Compactness from Basis

From ProofWiki
Jump to navigation Jump to search


Theorem

Let $\struct {X, \tau}$ be a topological space.

Let $B$ be a basis for $\tau$.


Then the following propositions are equivalent:

\((1)\)   $:$   $\struct {X, \tau}$ is compact.             
\((2)\)   $:$   Every open cover of $X$ by elements of $B$ has a finite subcover.             


Proof

$(1)$ implies $(2)$

This follows immediately from the definition of compactness.

$\Box$


$(2)$ implies $(1)$

Suppose that $(2)$ holds.

Let $\AA$ be an open cover of $X$.

Let $f: \AA \to \powerset B$ map each element of $\AA$ to the set of all elements of $B$ it contains.

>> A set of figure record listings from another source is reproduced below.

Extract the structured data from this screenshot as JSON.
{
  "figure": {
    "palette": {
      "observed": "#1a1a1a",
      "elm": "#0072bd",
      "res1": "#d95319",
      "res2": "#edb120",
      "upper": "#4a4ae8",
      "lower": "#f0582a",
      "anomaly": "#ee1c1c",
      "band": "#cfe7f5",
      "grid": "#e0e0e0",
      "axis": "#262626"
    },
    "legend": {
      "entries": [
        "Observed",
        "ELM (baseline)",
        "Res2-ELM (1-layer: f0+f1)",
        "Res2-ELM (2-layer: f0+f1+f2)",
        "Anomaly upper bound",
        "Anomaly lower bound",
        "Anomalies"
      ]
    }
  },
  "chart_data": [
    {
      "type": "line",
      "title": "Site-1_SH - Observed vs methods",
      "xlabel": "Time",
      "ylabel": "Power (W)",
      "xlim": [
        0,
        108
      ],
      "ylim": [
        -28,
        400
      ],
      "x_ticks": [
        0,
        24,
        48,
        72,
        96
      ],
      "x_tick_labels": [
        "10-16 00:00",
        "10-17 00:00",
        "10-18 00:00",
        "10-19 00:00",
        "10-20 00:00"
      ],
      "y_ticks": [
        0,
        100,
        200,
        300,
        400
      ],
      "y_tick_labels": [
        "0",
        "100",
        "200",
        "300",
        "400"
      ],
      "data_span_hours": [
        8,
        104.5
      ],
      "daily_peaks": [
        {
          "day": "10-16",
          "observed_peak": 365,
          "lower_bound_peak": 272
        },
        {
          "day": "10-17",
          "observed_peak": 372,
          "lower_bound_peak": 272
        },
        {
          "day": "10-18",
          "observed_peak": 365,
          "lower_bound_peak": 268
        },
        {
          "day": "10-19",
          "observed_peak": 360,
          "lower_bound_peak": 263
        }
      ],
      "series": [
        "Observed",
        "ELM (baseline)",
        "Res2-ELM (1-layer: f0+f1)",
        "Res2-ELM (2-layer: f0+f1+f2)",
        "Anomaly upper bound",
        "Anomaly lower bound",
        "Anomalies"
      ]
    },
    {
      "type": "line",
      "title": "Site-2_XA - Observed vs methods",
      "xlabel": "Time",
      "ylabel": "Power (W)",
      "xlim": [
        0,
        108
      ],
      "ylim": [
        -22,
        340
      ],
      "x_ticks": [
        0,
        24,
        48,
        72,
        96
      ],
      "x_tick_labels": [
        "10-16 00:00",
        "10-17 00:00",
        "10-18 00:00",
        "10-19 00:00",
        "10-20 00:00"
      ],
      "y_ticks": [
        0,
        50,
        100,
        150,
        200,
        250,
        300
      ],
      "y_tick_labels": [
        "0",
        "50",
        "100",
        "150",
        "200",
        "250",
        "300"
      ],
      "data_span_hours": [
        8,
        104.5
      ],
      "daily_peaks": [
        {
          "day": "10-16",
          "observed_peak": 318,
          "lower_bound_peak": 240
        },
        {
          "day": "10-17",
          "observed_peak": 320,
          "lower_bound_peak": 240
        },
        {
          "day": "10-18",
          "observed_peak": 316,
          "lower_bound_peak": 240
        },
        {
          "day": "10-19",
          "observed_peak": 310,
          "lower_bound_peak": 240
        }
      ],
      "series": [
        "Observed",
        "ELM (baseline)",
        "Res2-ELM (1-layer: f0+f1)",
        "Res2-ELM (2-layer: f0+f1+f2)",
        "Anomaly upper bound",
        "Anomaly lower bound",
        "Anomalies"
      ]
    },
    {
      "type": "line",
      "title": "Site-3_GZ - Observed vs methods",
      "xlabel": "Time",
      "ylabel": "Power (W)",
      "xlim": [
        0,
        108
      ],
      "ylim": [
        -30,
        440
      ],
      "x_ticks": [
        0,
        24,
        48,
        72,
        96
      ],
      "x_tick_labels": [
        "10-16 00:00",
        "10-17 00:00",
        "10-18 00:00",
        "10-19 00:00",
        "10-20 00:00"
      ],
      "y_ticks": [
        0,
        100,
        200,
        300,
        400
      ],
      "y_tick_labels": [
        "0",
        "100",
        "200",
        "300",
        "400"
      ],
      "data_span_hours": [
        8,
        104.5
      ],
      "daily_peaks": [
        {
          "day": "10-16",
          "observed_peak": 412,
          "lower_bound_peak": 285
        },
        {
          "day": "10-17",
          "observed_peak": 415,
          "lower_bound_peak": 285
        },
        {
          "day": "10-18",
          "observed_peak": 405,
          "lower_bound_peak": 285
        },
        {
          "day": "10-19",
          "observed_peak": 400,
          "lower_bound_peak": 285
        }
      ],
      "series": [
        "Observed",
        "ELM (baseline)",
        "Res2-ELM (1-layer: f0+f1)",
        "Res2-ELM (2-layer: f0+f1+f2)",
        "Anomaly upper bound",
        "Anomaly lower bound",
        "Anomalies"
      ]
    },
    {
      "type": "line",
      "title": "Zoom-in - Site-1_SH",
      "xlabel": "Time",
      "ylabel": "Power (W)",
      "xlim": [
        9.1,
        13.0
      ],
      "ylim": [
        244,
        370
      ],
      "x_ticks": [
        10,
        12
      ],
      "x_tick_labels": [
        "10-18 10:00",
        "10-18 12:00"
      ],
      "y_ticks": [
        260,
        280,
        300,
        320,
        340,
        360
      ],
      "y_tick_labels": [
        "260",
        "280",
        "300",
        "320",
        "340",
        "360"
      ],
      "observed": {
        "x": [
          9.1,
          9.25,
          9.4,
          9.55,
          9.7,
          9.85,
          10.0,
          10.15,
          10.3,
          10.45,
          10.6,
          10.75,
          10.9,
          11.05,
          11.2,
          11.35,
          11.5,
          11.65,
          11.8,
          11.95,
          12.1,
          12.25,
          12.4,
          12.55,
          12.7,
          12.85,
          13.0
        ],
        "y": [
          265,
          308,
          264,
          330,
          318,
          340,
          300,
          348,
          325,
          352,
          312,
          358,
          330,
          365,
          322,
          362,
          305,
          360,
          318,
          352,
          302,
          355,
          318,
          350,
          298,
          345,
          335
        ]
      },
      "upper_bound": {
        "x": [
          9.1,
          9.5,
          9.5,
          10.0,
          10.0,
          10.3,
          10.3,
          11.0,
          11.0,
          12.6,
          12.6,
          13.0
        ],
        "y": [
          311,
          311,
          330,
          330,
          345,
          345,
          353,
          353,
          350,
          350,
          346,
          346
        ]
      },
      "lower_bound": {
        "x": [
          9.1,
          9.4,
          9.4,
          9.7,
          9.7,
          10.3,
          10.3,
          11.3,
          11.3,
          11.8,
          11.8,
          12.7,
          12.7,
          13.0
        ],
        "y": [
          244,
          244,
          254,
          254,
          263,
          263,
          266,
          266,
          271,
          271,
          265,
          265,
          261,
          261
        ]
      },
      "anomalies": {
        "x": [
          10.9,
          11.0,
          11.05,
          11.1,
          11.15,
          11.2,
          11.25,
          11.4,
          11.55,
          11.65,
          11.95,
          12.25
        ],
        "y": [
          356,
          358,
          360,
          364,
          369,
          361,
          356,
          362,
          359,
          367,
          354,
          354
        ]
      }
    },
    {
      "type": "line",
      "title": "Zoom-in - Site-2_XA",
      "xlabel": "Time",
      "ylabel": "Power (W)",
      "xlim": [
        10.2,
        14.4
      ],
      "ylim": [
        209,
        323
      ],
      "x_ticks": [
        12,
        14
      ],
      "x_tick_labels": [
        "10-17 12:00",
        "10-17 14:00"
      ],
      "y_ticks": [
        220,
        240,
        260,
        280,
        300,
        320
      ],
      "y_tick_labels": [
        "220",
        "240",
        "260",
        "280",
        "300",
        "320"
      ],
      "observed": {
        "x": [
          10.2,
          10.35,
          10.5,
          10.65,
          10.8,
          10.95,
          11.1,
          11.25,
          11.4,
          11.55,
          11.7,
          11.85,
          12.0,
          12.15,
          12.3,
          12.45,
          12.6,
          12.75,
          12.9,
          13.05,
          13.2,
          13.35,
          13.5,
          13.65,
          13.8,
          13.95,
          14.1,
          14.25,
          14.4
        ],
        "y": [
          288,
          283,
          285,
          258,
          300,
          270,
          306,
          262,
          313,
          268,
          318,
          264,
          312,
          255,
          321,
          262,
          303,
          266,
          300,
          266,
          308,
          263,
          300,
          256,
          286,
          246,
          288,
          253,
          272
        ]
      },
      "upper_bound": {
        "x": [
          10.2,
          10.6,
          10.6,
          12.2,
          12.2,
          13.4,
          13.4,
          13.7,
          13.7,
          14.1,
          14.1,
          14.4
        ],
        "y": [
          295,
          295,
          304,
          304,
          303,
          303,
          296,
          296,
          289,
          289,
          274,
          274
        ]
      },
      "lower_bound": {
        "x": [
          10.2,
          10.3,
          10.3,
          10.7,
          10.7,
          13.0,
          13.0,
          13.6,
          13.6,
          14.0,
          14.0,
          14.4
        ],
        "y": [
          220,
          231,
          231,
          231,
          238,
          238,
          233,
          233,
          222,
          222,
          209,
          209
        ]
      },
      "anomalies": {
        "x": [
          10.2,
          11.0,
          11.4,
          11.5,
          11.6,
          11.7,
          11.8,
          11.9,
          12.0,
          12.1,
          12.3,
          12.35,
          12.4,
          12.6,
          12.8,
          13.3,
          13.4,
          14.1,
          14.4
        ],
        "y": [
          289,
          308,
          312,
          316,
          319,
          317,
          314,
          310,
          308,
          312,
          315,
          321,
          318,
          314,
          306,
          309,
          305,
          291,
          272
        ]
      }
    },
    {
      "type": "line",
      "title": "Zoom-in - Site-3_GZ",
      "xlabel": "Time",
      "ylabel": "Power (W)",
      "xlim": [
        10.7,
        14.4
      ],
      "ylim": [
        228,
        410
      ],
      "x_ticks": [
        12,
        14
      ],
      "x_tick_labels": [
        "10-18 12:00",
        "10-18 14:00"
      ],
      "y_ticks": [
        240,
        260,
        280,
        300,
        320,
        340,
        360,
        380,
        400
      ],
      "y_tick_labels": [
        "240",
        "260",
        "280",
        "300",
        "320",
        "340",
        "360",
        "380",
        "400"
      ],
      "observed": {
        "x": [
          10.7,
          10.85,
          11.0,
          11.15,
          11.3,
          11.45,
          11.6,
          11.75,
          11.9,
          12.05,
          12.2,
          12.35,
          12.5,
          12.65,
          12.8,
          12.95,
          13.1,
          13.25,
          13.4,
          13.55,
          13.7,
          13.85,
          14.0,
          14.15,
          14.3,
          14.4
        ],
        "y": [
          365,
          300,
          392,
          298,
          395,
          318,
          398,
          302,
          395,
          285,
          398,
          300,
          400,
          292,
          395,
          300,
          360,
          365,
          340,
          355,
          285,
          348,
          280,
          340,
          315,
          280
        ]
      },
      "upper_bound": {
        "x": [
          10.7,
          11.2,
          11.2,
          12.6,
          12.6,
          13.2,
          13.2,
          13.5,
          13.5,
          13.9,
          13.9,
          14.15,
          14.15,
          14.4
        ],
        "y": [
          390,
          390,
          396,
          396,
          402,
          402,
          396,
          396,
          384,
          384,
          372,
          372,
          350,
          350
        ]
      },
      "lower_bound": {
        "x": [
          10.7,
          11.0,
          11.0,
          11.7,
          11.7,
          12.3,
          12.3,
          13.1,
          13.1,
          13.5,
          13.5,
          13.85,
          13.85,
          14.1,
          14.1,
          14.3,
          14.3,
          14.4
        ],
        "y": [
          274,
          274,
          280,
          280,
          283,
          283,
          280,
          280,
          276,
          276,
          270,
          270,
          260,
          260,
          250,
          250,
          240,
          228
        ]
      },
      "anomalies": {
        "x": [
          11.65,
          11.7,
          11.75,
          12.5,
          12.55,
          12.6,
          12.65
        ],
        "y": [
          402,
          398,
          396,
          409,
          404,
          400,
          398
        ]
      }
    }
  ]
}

Since each element of $\AA$ is open, $A = \bigcup f(A)$ for each $A \in \AA$.

Let $\AA' = \bigcup \map f \AA$.

Then $\AA'$ is an open cover of $X$ consisting solely of elements of $B$.

By the premise, $\AA'$ has a finite subset $\FF'$ that covers $X$.

Let $g: \FF' \to \AA$ map each element of $\FF'$ to an element of $\AA$ containing it.

Note that since $\FF'$ is finite, this does not require the Axiom of Choice.

Let $\FF = \map g {\FF'}$.

Then $\FF$ is a finite subcover of $\AA$.

Since every open cover of $X$ has a finite subcover, $X$ is compact.

$\blacksquare$